For the past 300 years in the West, Jews have often had incentives to side with the fringe against the core. Now that the fringe (including blacks, latinos, and Muslims) is more anti-Jewish than the white core, that might change. Jews, like blacks, respond to incentives. If Jews in Europe keep getting slaughtered by Muslims, Jews will increasingly side with the anti-Muslim nationalist core (National Front in France, etc).
If people are rewarded for pointing out all the flaws in the majority, they’ll keep doing it. If they are punished, they’ll stop.
In strongly Muslim countries such as Saudi Arabia, there’s no incentive for Muslims to criticize Muslims. That’s not tolerated.
Every functioning society has to have taboos. The flag was a sacred object in America, for instance. The more Jewish Israel gets, the less permissible it will be to trash Jews and Judaism there. The more Jewish the Jew, the less interested he is in hearing criticism of Jews. Orthodox Jews tend to be more Jewishly nationalistic and chauvinist than Reform and secular Jews. If you want to get along in Orthodox life, you don’t trash Jews and Judaism.
The main reason blacks love Obama is that they see him as black. The main reason many non-blacks hate Obama is because they see him as black.
CHARLESTON, S.C. — As he left Martha Lou’s Kitchen, a soul food institution here on Wednesday, Edward Gadsden expressed irritation about the Republican determination to block President Obama from selecting Justice Antonin Scalia’s replacement on the Supreme Court.
“They’ve been fighting that man since he’s been there,” Mr. Gadsden, who is African-American, said of Mr. Obama, before pointing at his forearm to explain what he said was driving the Republican opposition: “The color of his skin, that’s all, the color of his skin.”
When Senator Mitch McConnell of Kentucky, the majority leader, said after Mr. Scalia’s death on Saturday that the next president, rather than Mr. Obama, should select a successor, the senator’s words struck a familiar and painful chord with many black voters.
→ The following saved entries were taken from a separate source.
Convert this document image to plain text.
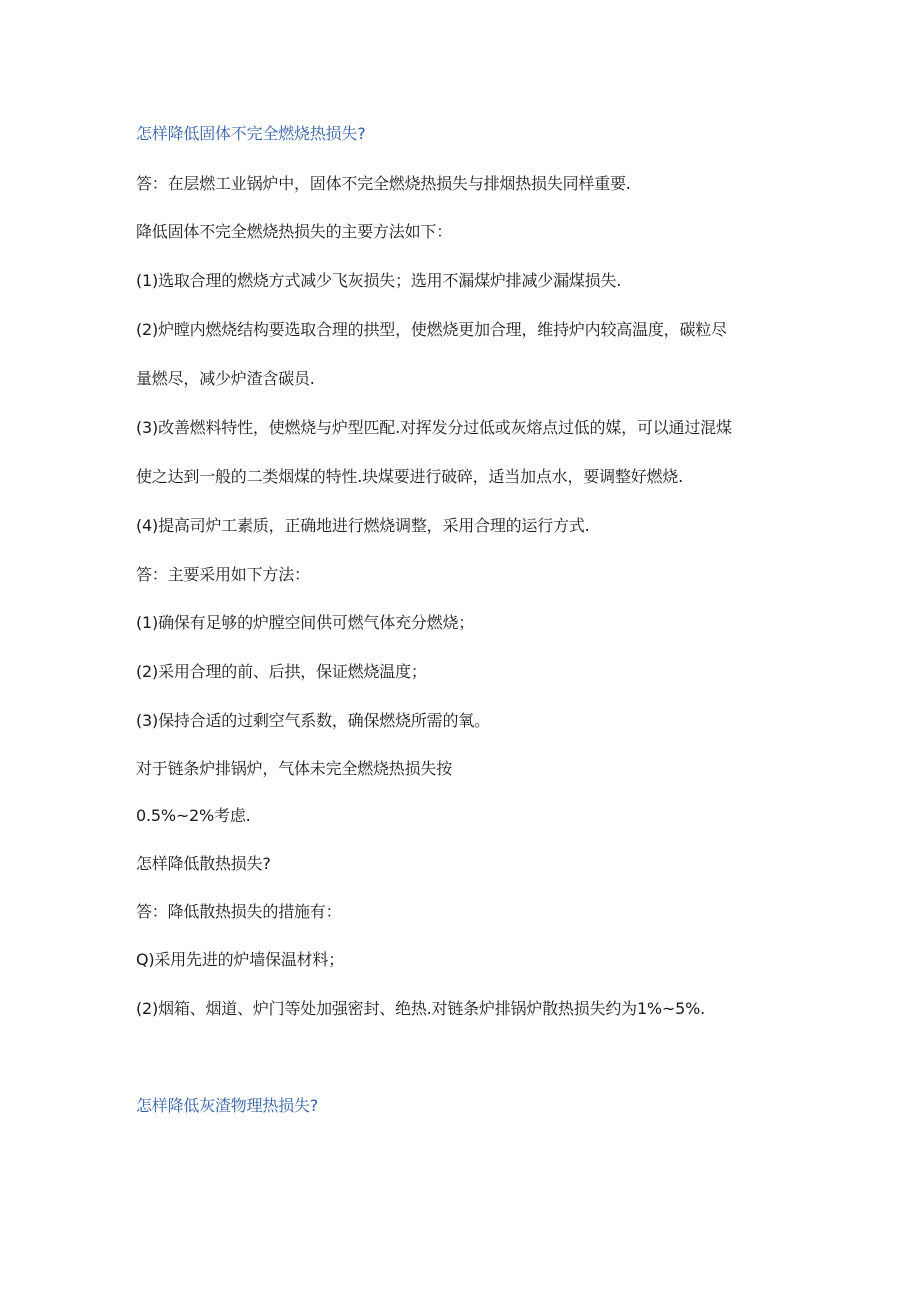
怎样降低固体不完全燃烧热损失?

答：在层燃工业锅炉中，固体不完全燃烧热损失与排烟热损失同样重要.

降低固体不完全燃烧热损失的主要方法如下：

(1)选取合理的燃烧方式减少飞灰损失；选用不漏煤炉排减少漏煤损失.

(2)炉瞠内燃烧结构要选取合理的拱型，使燃烧更加合理，维持炉内较高温度，碳粒尽

量燃尽，减少炉渣含碳员.

(3)改善燃料特性，使燃烧与炉型匹配.对挥发分过低或灰熔点过低的媒，可以通过混煤

使之达到一般的二类烟煤的特性.块煤要进行破碎，适当加点水，要调整好燃烧.

(4)提高司炉工素质，正确地进行燃烧调整，采用合理的运行方式.

答：主要采用如下方法：

(1)确保有足够的炉膛空间供可燃气体充分燃烧；

(2)采用合理的前、后拱，保证燃烧温度；

(3)保持合适的过剩空气系数，确保燃烧所需的氧。

对于链条炉排锅炉，气体未完全燃烧热损失按

0.5%~2%考虑.

怎样降低散热损失?

答：降低散热损失的措施有：

Q)采用先进的炉墙保温材料；

(2)烟箱、烟道、炉门等处加强密封、绝热.对链条炉排锅炉散热损失约为1%~5%.

怎样降低灰渣物理热损失?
After years of watching political opponents question the president’s birthplace and his faith, and hearing a member of Congress shout “You lie!” at him from the House floor, some African-Americans saw the move by Senate Republicans as another attempt to deny the legitimacy of the country’s first black president. And they call it increasingly infuriating after Mr. Obama has spent seven years in the White House and won two resounding election victories.